Huang memulai kariernya di Institut Kelautan Laut China Selatan di bawah naungan Akademi Ilmu Pengetahuan China pada 1993. Pada 1996, dia bergabung dengan tim Zou Renlin, pelopor di China dalam bidang taksonomi karang, guna mengetahui distribusi karang di negara tersebut.
Pengalamannya di Sanya merupakan kali pertama dan terakhir bagi Huang melihat “semak belukar” karang, di saat ekosistem tersebut menjadi semakin langka dalam beberapa tahun terakhir.
Beberapa penelitian menunjukkan bahwa China kehilangan lebih dari 80 persen terumbu karangnya dalam 30 tahun terakhir. Di Laut China Selatan, cakupan terumbu karang di dasar laut berkurang drastis dari sekitar 60 persen menjadi sekitar 20 persen. Di seluruh dunia, cakupan karang telah merosot menjadi sekitar 15 persen dalam beberapa dekade terakhir.
“Kami terus mencatat area karang di China. Sayangnya, setiap tahun areanya terus menyusut,” ujar Huang. Menurut Huang, karang merupakan hewan yang rapuh. Mereka lebih suka air yang jernih, hangat, dan berkualitas baik. “Fluktuasi kecil pada suhu, salinitas, atau kualitas air dapat menyebabkan kematian karang secara luas,” katanya.
Karang memiliki nilai geologis dan ekologis yang penting. Terumbu karang dapat membantu melindungi pantai dari erosi, dan “semak” karang berfungsi sebagai habitat ikan kecil, udang, dan kerang. Untuk membantu karang kembali pulih, Huang memutuskan menanam karang di bawah laut. Pada 2009, dirinya mengorganisir sebuah tim di Provinsi Hainan, China selatan, yang mengelola Sanya.
Huang dan timnya pertama kali membiakkan “bibit karang” di sebuah tempat pembibitan, dan kemudian menanamnya di dasar laut.

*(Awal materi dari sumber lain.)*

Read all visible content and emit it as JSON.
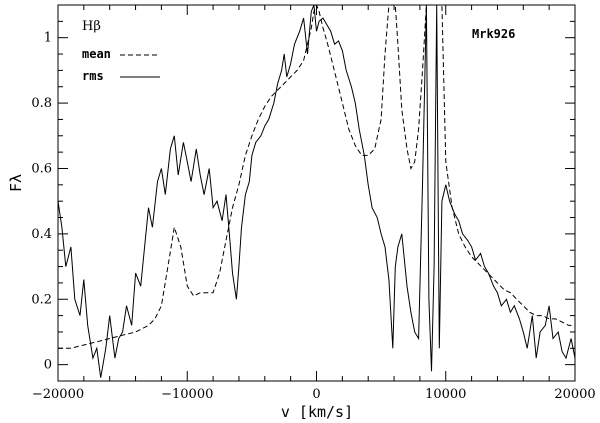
{
  "chart_data": {
    "type": "line",
    "title": "",
    "panel_label": "Hβ",
    "annotation": "Mrk926",
    "xlabel": "v [km/s]",
    "ylabel": "Fλ",
    "xlim": [
      -20000,
      20000
    ],
    "ylim": [
      -0.05,
      1.1
    ],
    "x_ticks": [
      -20000,
      -10000,
      0,
      10000,
      20000
    ],
    "x_tick_labels": [
      "−20000",
      "−10000",
      "0",
      "10000",
      "20000"
    ],
    "y_ticks": [
      0,
      0.2,
      0.4,
      0.6,
      0.8,
      1
    ],
    "y_tick_labels": [
      "0",
      "0.2",
      "0.4",
      "0.6",
      "0.8",
      "1"
    ],
    "grid": false,
    "legend_position": "top-left",
    "series": [
      {
        "name": "mean",
        "style": "dashed",
        "x": [
          -20000,
          -19000,
          -18000,
          -17000,
          -16000,
          -15000,
          -14000,
          -13000,
          -12500,
          -12000,
          -11500,
          -11000,
          -10500,
          -10000,
          -9500,
          -9000,
          -8500,
          -8000,
          -7500,
          -7000,
          -6500,
          -6000,
          -5500,
          -5000,
          -4500,
          -4000,
          -3500,
          -3000,
          -2500,
          -2000,
          -1500,
          -1000,
          -700,
          -400,
          -200,
          0,
          200,
          500,
          800,
          1000,
          1500,
          2000,
          2500,
          3000,
          3500,
          4000,
          4500,
          5000,
          5300,
          5600,
          5900,
          6100,
          6300,
          6600,
          7000,
          7300,
          7600,
          7900,
          8200,
          8500,
          8800,
          9100,
          9400,
          9700,
          10000,
          10500,
          11000,
          11500,
          12000,
          12500,
          13000,
          13500,
          14000,
          14500,
          15000,
          15500,
          16000,
          16500,
          17000,
          17500,
          18000,
          18500,
          19000,
          19500,
          20000
        ],
        "y": [
          0.05,
          0.05,
          0.06,
          0.07,
          0.08,
          0.09,
          0.1,
          0.12,
          0.14,
          0.18,
          0.3,
          0.42,
          0.36,
          0.24,
          0.21,
          0.22,
          0.22,
          0.22,
          0.28,
          0.38,
          0.48,
          0.55,
          0.64,
          0.7,
          0.75,
          0.79,
          0.82,
          0.84,
          0.86,
          0.88,
          0.9,
          0.93,
          0.98,
          1.03,
          1.08,
          1.1,
          1.08,
          1.03,
          0.99,
          0.96,
          0.88,
          0.8,
          0.72,
          0.67,
          0.64,
          0.64,
          0.66,
          0.75,
          0.95,
          1.1,
          1.1,
          1.1,
          0.98,
          0.78,
          0.66,
          0.6,
          0.62,
          0.72,
          0.9,
          1.1,
          1.1,
          1.1,
          1.1,
          1.1,
          0.62,
          0.48,
          0.4,
          0.36,
          0.33,
          0.31,
          0.29,
          0.27,
          0.25,
          0.23,
          0.22,
          0.2,
          0.18,
          0.16,
          0.15,
          0.15,
          0.14,
          0.14,
          0.13,
          0.12,
          0.12
        ]
      },
      {
        "name": "rms",
        "style": "solid",
        "x": [
          -20000,
          -19700,
          -19400,
          -19000,
          -18700,
          -18300,
          -18000,
          -17700,
          -17300,
          -17000,
          -16700,
          -16300,
          -16000,
          -15600,
          -15300,
          -15000,
          -14700,
          -14300,
          -14000,
          -13600,
          -13300,
          -13000,
          -12700,
          -12300,
          -12000,
          -11700,
          -11300,
          -11000,
          -10700,
          -10300,
          -10000,
          -9700,
          -9300,
          -9000,
          -8700,
          -8300,
          -8000,
          -7700,
          -7300,
          -7000,
          -6700,
          -6500,
          -6200,
          -6000,
          -5800,
          -5500,
          -5200,
          -5000,
          -4700,
          -4300,
          -4000,
          -3700,
          -3300,
          -3000,
          -2700,
          -2500,
          -2300,
          -2000,
          -1700,
          -1300,
          -1000,
          -700,
          -400,
          -200,
          0,
          200,
          500,
          800,
          1100,
          1400,
          1700,
          2000,
          2300,
          2700,
          3000,
          3300,
          3700,
          4000,
          4300,
          4700,
          5000,
          5300,
          5600,
          5900,
          6100,
          6300,
          6600,
          7000,
          7300,
          7600,
          7900,
          8200,
          8500,
          8700,
          8900,
          9100,
          9300,
          9500,
          9700,
          10000,
          10300,
          10700,
          11000,
          11300,
          11700,
          12000,
          12300,
          12700,
          13000,
          13300,
          13700,
          14000,
          14300,
          14700,
          15000,
          15300,
          15700,
          16000,
          16300,
          16700,
          17000,
          17300,
          17700,
          18000,
          18300,
          18700,
          19000,
          19300,
          19700,
          20000
        ],
        "y": [
          0.5,
          0.42,
          0.3,
          0.36,
          0.2,
          0.15,
          0.26,
          0.12,
          0.02,
          0.05,
          -0.04,
          0.05,
          0.15,
          0.02,
          0.08,
          0.1,
          0.18,
          0.12,
          0.28,
          0.24,
          0.36,
          0.48,
          0.42,
          0.56,
          0.6,
          0.52,
          0.66,
          0.7,
          0.58,
          0.68,
          0.62,
          0.56,
          0.66,
          0.58,
          0.52,
          0.6,
          0.48,
          0.5,
          0.44,
          0.52,
          0.38,
          0.28,
          0.2,
          0.3,
          0.42,
          0.52,
          0.56,
          0.64,
          0.68,
          0.7,
          0.73,
          0.75,
          0.8,
          0.86,
          0.9,
          0.95,
          0.88,
          0.92,
          0.98,
          1.02,
          1.06,
          0.95,
          1.08,
          1.1,
          1.02,
          1.05,
          1.06,
          1.04,
          1.02,
          0.98,
          0.99,
          0.96,
          0.9,
          0.85,
          0.8,
          0.72,
          0.64,
          0.55,
          0.48,
          0.45,
          0.4,
          0.36,
          0.26,
          0.05,
          0.3,
          0.36,
          0.4,
          0.24,
          0.16,
          0.1,
          0.08,
          0.55,
          1.1,
          0.2,
          -0.02,
          0.3,
          1.1,
          0.05,
          0.5,
          0.55,
          0.5,
          0.46,
          0.44,
          0.4,
          0.38,
          0.36,
          0.32,
          0.34,
          0.3,
          0.28,
          0.24,
          0.22,
          0.18,
          0.2,
          0.16,
          0.18,
          0.14,
          0.1,
          0.05,
          0.15,
          0.02,
          0.1,
          0.12,
          0.18,
          0.08,
          0.1,
          0.04,
          0.02,
          0.08,
          0.02
        ]
      }
    ]
  }
}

Beraneka ragam jenis karang dipilih sesuai dengan berbagai kondisi dasar laut.
“Kami menggunakan lem dan rangka baja untuk mengikat karang ke dasar laut. Kami harus menyingkirkan bebatuan dan meratakan dasar laut sebelum menanam karang,” ujar Huang.
Namun, menanam karang di dasar laut bukanlah pekerjaan mudah. Kondisi cuaca merupakan salah satu variabel utama yang memengaruhi proses penanaman karang.
Menurut Huang, kondisi menyelam yang ideal adalah saat tinggi gelombang mencapai kurang dari satu meter. Ketinggian gelombang 2 meter atau lebih dapat berbahaya, karena para penyelam dapat sulit bergerak di bawah air dan perahu selam kecil dapat terhempas dengan mudah.
Mabuk laut adalah tantangan besar lainnya.
“Perjalanan ke sebuah kawasan penanaman karang biasanya memakan waktu empat hari, tetapi terakhir kalinya membutuhkan waktu enam hari akibat angin kencang. Saya hanya berbaring di tempat tidur dan perahu bergerak naik-turun sehingga membuat saya mual,” katanya.
Topan dan siklon tropis sering terjadi di Laut China Selatan. Huang beserta timnya hanya memiliki sedikit waktu untuk pekerjaan di bawah air setiap tahunnya.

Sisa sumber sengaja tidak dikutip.